M: Have you ever tasted Cabernet Sauvignon? Well, shake it up a bit to gain some bubbles and there you go. This is literally 80% wine and 20% hateful potation. The entire glass has a deep violet hue, there’s no lacing, I am way out of my territory here and I fear wineblogs are closing in, airlock is opening, if anyone reads this space station message, just tell them, I have always hated wine. . .in every…way…

D: Well again, this is determined by the nature of your very existence. I feel like I am trapped at an educational mixer with the traditional red wines, those chuckles and heel rocking with the effusive gestures. It is a perpetual “cool” PTA meeting with the notes of tannins that dry a bit and I COULD drink a lot of this, but moreover, I dont want to. It isn’t because it is bad, far from this, it is well executed but…I have the palate of a 21 year old boy. If you give me nice things I will bury them and spike stock certificates in the ground and eat Kraft Macaroni. It is my own shortcoming, not this beer’s.

Ultimately, I have ran out of arguments against wine so I shelter myself with beer to appear more intellectual. This has never happened before.
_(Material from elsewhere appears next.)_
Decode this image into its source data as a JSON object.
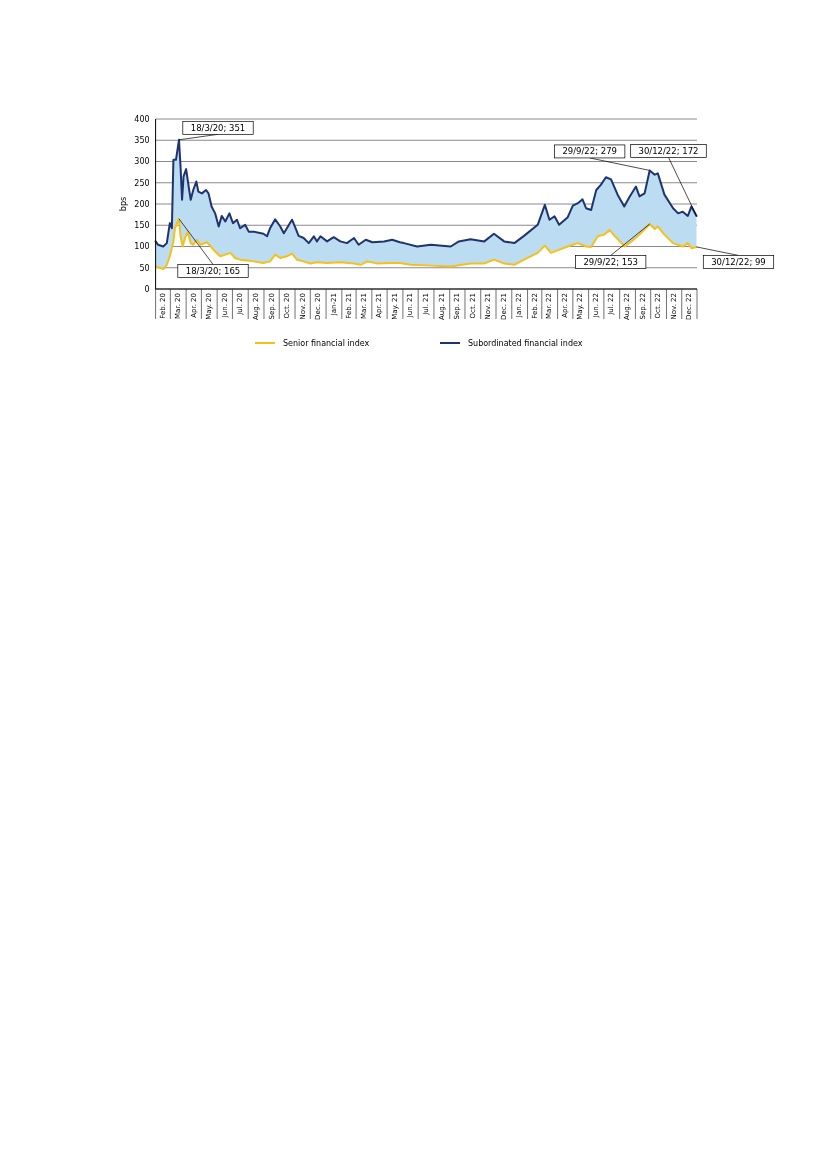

Narrative: Janice Roth was a recent divorcee, proud in demeanor, light in expression lines, stern in demeanor. Her 6 year-old minx did not trouble her much and she still served respectfully within InGeniDyneDCorp. as a regional semi-vice-personnel overseeing director. A title she held in cold reverence. Janitors would tip their caps in an almost anachronistic reverence of Mrs. Roth and as she piled into her comfy leather highbacked chair she exhaled sharply. “Janey Janey, when did it come to this?” she ruminated to herself as she operated the corkscrew within her desk to open a Chateau Margeaux, not the ’95 the ’96. She sipped the tonic judiciously and looked out the window ingratiatingly upon the foot traffic below. “The man you loved ran away, you have two beautiful girls who adore you, but something feels so wrong-” she knocked the bottle over and watched the crimson liquid gather in stern liquid rivulets. The sum value of her being was collected in this trivial libation. She had been reduced to episodes of the Bachelor and listening to Jason Mraz mixtapes. This was her inherent value after years and years of sacrifice. And then- she gets hit in the crotch or takes a pie in the face to still make this a comedy narrative, right? IS THAT WHAT YOU WANT? WELL TOO BAD SAD DIVORCEE STORY IS TODAY’S NARRATIVE.